John Winter's text about the nasty arguments made up by the "detractors" of the erosion of the archaeological record by artefact hunting and collecting suggests that artefact hunters are doing everyone a service by "saving" archaeological artefacts from the deleterious effects of being in the ploughsoil. However to have any validity as an example of public-spirited altruism he would have to show that this is indeed the case. We may note that the PAS Advice to Finders in the form of a FAQ "asks" and answers the question:
"WHEN I GO METAL-DETECTING I OFTEN PICK UP WORKED FLINTS AND PIECES OF POTTERY AS WELL AS METAL OBJECTS.WOULD YOU LIKE TO SEE THESE AS WELL?"The answer (predictably) is:"Yes - because these finds also provide important
archaeological information".One might assume that dog-walkers and rose gardening old ladies are also enjoined to bring that sort of material along to the Scheme too. But the metal detectorists are out there 'researching' where they are going to find "productive" sites, and one of the pointers is the presence of archaeological material such as pottery and tile lying on the surface of a ploughed field.

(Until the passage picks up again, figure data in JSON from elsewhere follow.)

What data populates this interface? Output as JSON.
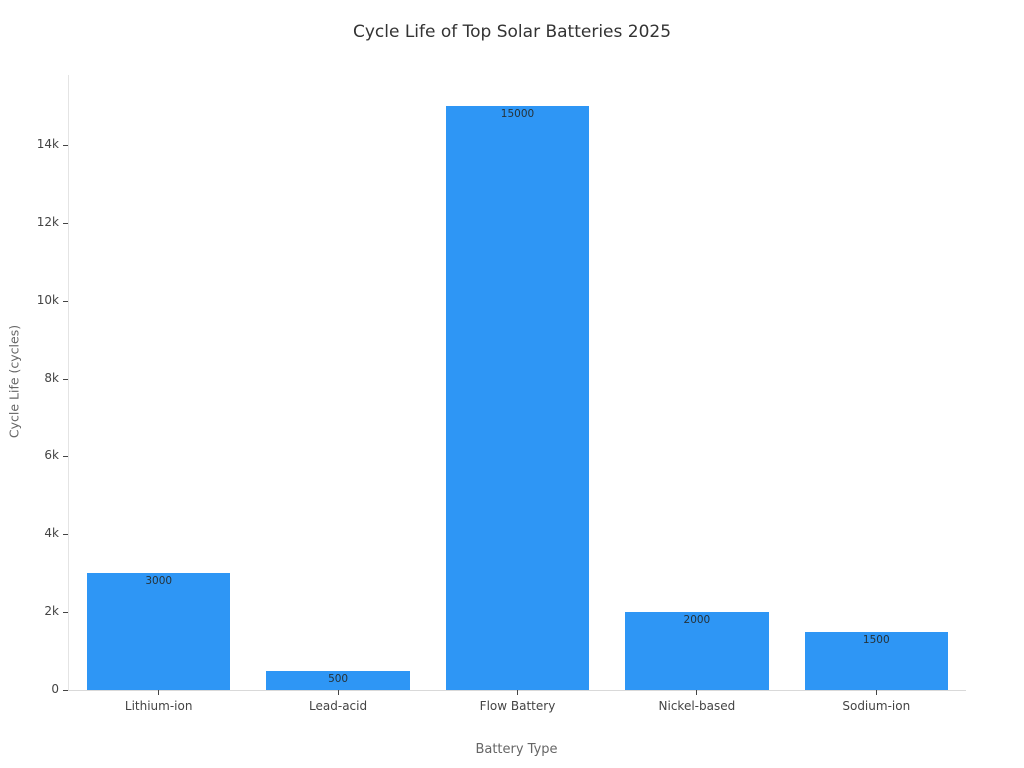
{
  "chart_data": {
    "type": "bar",
    "title": "Cycle Life of Top Solar Batteries 2025",
    "xlabel": "Battery Type",
    "ylabel": "Cycle Life (cycles)",
    "categories": [
      "Lithium-ion",
      "Lead-acid",
      "Flow Battery",
      "Nickel-based",
      "Sodium-ion"
    ],
    "values": [
      3000,
      500,
      15000,
      2000,
      1500
    ],
    "value_labels": [
      "3000",
      "500",
      "15000",
      "2000",
      "1500"
    ],
    "label_position": "inside-top",
    "bar_color": "#2E96F5",
    "value_label_color": "#263238",
    "ylim": [
      0,
      15800
    ],
    "yticks": [
      0,
      2000,
      4000,
      6000,
      8000,
      10000,
      12000,
      14000
    ],
    "ytick_labels": [
      "0",
      "2k",
      "4k",
      "6k",
      "8k",
      "10k",
      "12k",
      "14k"
    ],
    "grid": false,
    "legend": false,
    "background": "#ffffff"
  }
}
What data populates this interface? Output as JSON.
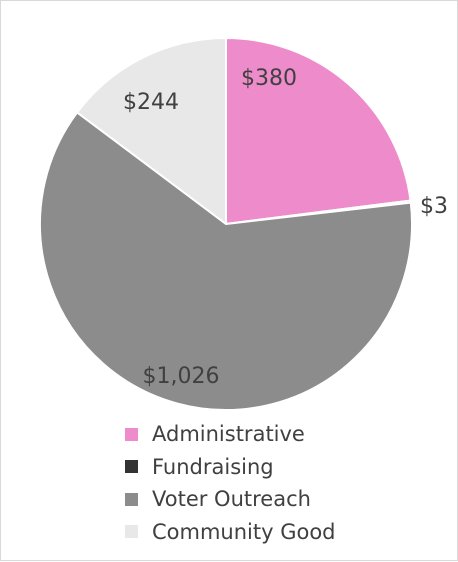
{
  "chart_data": {
    "type": "pie",
    "series": [
      {
        "name": "Administrative",
        "value": 380,
        "label": "$380",
        "color": "#ee8ccb"
      },
      {
        "name": "Fundraising",
        "value": 3,
        "label": "$3",
        "color": "#333333"
      },
      {
        "name": "Voter Outreach",
        "value": 1026,
        "label": "$1,026",
        "color": "#8c8c8c"
      },
      {
        "name": "Community Good",
        "value": 244,
        "label": "$244",
        "color": "#e8e8e8"
      }
    ],
    "start_angle_degrees": 0,
    "direction": "clockwise",
    "legend_placement": "bottom",
    "title": ""
  }
}
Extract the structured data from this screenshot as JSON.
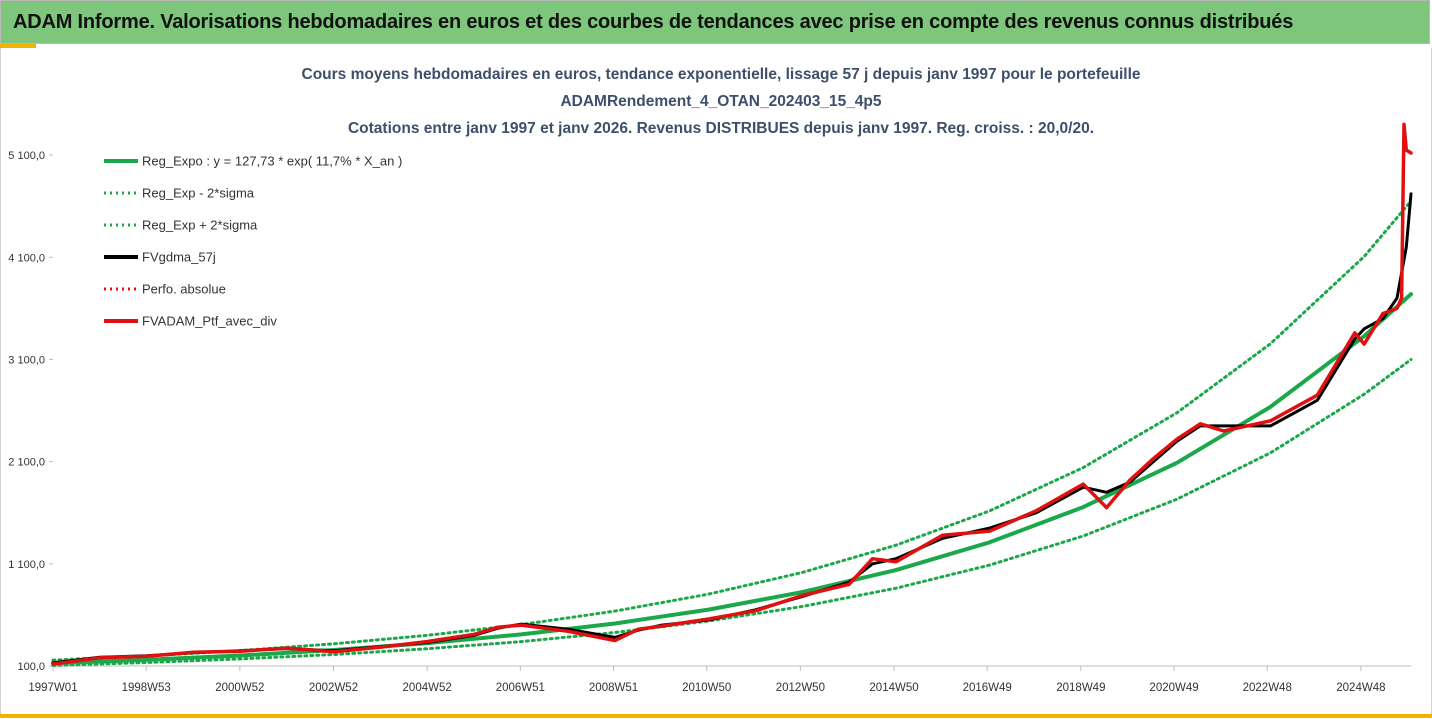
{
  "header": {
    "title": "ADAM Informe. Valorisations hebdomadaires en euros et des courbes de tendances avec prise en compte des revenus connus distribués"
  },
  "colors": {
    "green": "#1aa84a",
    "black": "#000000",
    "red": "#e01010",
    "header_bg": "#7dc67c",
    "accent": "#f2b300"
  },
  "chart_data": {
    "type": "line",
    "title_lines": [
      "Cours moyens hebdomadaires  en euros, tendance exponentielle, lissage 57 j depuis janv 1997 pour le portefeuille",
      "ADAMRendement_4_OTAN_202403_15_4p5",
      "Cotations entre janv 1997 et janv 2026. Revenus DISTRIBUES depuis janv 1997. Reg. croiss. : 20,0/20."
    ],
    "xlabel": "",
    "ylabel": "",
    "ylim": [
      100,
      5600
    ],
    "xlim": [
      1997.0,
      2026.0
    ],
    "y_ticks": [
      100,
      1100,
      2100,
      3100,
      4100,
      5100
    ],
    "y_tick_labels": [
      "100,0",
      "1 100,0",
      "2 100,0",
      "3 100,0",
      "4 100,0",
      "5 100,0"
    ],
    "x_ticks": [
      1997.0,
      1998.99,
      2000.99,
      2002.99,
      2004.99,
      2006.98,
      2008.97,
      2010.96,
      2012.96,
      2014.96,
      2016.95,
      2018.95,
      2020.94,
      2022.93,
      2024.93
    ],
    "x_tick_labels": [
      "1997W01",
      "1998W53",
      "2000W52",
      "2002W52",
      "2004W52",
      "2006W51",
      "2008W51",
      "2010W50",
      "2012W50",
      "2014W50",
      "2016W49",
      "2018W49",
      "2020W49",
      "2022W48",
      "2024W48"
    ],
    "grid": false,
    "legend_position": "top-left",
    "legend": [
      {
        "label": "Reg_Expo : y = 127,73 * exp( 11,7% *  X_an )",
        "color": "#1aa84a",
        "style": "solid"
      },
      {
        "label": "Reg_Exp - 2*sigma",
        "color": "#1aa84a",
        "style": "dotted"
      },
      {
        "label": "Reg_Exp + 2*sigma",
        "color": "#1aa84a",
        "style": "dotted"
      },
      {
        "label": "FVgdma_57j",
        "color": "#000000",
        "style": "solid"
      },
      {
        "label": "Perfo. absolue",
        "color": "#e01010",
        "style": "dotted"
      },
      {
        "label": "FVADAM_Ptf_avec_div",
        "color": "#e01010",
        "style": "solid"
      }
    ],
    "series": [
      {
        "name": "Reg_Expo : y = 127,73 * exp( 11,7% *  X_an )",
        "x": [
          1997.0,
          1999.0,
          2001.0,
          2003.0,
          2005.0,
          2007.0,
          2009.0,
          2011.0,
          2013.0,
          2015.0,
          2017.0,
          2019.0,
          2021.0,
          2023.0,
          2025.0,
          2026.0
        ],
        "y": [
          128,
          161,
          203,
          257,
          324,
          409,
          516,
          652,
          823,
          1039,
          1311,
          1655,
          2089,
          2637,
          3328,
          3740
        ]
      },
      {
        "name": "Reg_Exp - 2*sigma",
        "x": [
          1997.0,
          1999.0,
          2001.0,
          2003.0,
          2005.0,
          2007.0,
          2009.0,
          2011.0,
          2013.0,
          2015.0,
          2017.0,
          2019.0,
          2021.0,
          2023.0,
          2025.0,
          2026.0
        ],
        "y": [
          106,
          134,
          169,
          213,
          269,
          339,
          428,
          540,
          682,
          861,
          1087,
          1372,
          1732,
          2186,
          2760,
          3100
        ]
      },
      {
        "name": "Reg_Exp + 2*sigma",
        "x": [
          1997.0,
          1999.0,
          2001.0,
          2003.0,
          2005.0,
          2007.0,
          2009.0,
          2011.0,
          2013.0,
          2015.0,
          2017.0,
          2019.0,
          2021.0,
          2023.0,
          2025.0,
          2026.0
        ],
        "y": [
          158,
          199,
          251,
          317,
          400,
          505,
          637,
          804,
          1015,
          1282,
          1618,
          2042,
          2578,
          3254,
          4108,
          4650
        ]
      },
      {
        "name": "FVgdma_57j",
        "x": [
          1997.0,
          1998.0,
          1999.0,
          2000.0,
          2001.0,
          2002.0,
          2003.0,
          2004.0,
          2005.0,
          2006.0,
          2006.5,
          2007.0,
          2008.0,
          2009.0,
          2009.5,
          2010.0,
          2011.0,
          2012.0,
          2013.0,
          2014.0,
          2014.5,
          2015.0,
          2016.0,
          2017.0,
          2018.0,
          2019.0,
          2019.5,
          2020.0,
          2020.5,
          2021.0,
          2021.5,
          2022.0,
          2023.0,
          2024.0,
          2024.8,
          2025.0,
          2025.4,
          2025.7,
          2025.9,
          2026.0
        ],
        "y": [
          130,
          185,
          200,
          230,
          250,
          270,
          250,
          290,
          330,
          400,
          470,
          510,
          460,
          380,
          450,
          500,
          550,
          650,
          780,
          920,
          1100,
          1150,
          1350,
          1450,
          1600,
          1850,
          1800,
          1900,
          2100,
          2300,
          2450,
          2450,
          2450,
          2700,
          3300,
          3400,
          3500,
          3700,
          4200,
          4720
        ]
      },
      {
        "name": "Perfo. absolue",
        "x": [
          1997.0,
          1998.0,
          1999.0,
          2000.0,
          2001.0,
          2002.0,
          2003.0,
          2004.0,
          2005.0,
          2006.0,
          2006.5,
          2007.0,
          2008.0,
          2009.0,
          2009.5,
          2010.0,
          2011.0,
          2012.0,
          2013.0,
          2014.0,
          2014.5,
          2015.0,
          2016.0,
          2017.0,
          2018.0,
          2019.0,
          2019.5,
          2020.0,
          2020.5,
          2021.0,
          2021.5,
          2022.0,
          2023.0,
          2024.0,
          2024.8,
          2025.0,
          2025.4,
          2025.7,
          2025.8,
          2025.85,
          2025.9,
          2026.0
        ],
        "y": [
          120,
          180,
          195,
          235,
          245,
          275,
          240,
          285,
          340,
          410,
          480,
          500,
          440,
          350,
          460,
          490,
          560,
          640,
          790,
          900,
          1150,
          1120,
          1380,
          1420,
          1620,
          1880,
          1650,
          1920,
          2130,
          2320,
          2470,
          2400,
          2500,
          2750,
          3360,
          3250,
          3550,
          3600,
          3700,
          5400,
          5150,
          5120
        ]
      },
      {
        "name": "FVADAM_Ptf_avec_div",
        "x": [
          1997.0,
          1998.0,
          1999.0,
          2000.0,
          2001.0,
          2002.0,
          2003.0,
          2004.0,
          2005.0,
          2006.0,
          2006.5,
          2007.0,
          2008.0,
          2009.0,
          2009.5,
          2010.0,
          2011.0,
          2012.0,
          2013.0,
          2014.0,
          2014.5,
          2015.0,
          2016.0,
          2017.0,
          2018.0,
          2019.0,
          2019.5,
          2020.0,
          2020.5,
          2021.0,
          2021.5,
          2022.0,
          2023.0,
          2024.0,
          2024.8,
          2025.0,
          2025.4,
          2025.7,
          2025.8,
          2025.85,
          2025.9,
          2026.0
        ],
        "y": [
          120,
          180,
          195,
          235,
          245,
          275,
          240,
          285,
          340,
          410,
          480,
          500,
          440,
          350,
          460,
          490,
          560,
          640,
          790,
          900,
          1150,
          1120,
          1380,
          1420,
          1620,
          1880,
          1650,
          1920,
          2130,
          2320,
          2470,
          2400,
          2500,
          2750,
          3360,
          3250,
          3550,
          3600,
          3700,
          5400,
          5150,
          5120
        ]
      }
    ]
  }
}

So how many of the 8000 metal detectorists out there hoovering the fields of Britain for artegfacts all over England and Wales are "saving" any quantity of this "threatened archaeological material (threatened by the same agricultural machinery as metal objects, frost and chemicals in the case of pottery, tile, glass, wall plaster and a host of other types of archaeological evidence). A search of teh PAS database reveals that among the 470 000 records today there are 692 records involving "pottery" (that is 0.147 of the total). Are British landscapes so devoid of ceramic evidence for past activity, or are artefact hunters more attracted to picking up decorative and curious metal fragments than more mundane pottery? Are artefact hunters really "picking up pottery as they go "metal detecting"? Or is that just a fantasy of the supporters of a "partnership" with artefact collectors? What about flint artefacts then? The results for this are a bit better: 11093 objects (2.36%), but considering that this is the primary collectable artefact type from sites for a span of the history of the British Isles about 10 000 years long (just to take the Mesolithic to Early Bronze Age) that is not surprising that these items are being collected - but again selectively with a preference for recognizable tool types than actual evidence of the full range of activities going on within the areas being collected from. Where I lived as a kid in England, almost every field contained worked flints of one sort or another, and if you looked hard enough many of them had a Roman sherd or two, where is the evidence of any sort of balanced recovery of evidence recovery by these "amateur archaeologists with metal detectors" in the PAS database?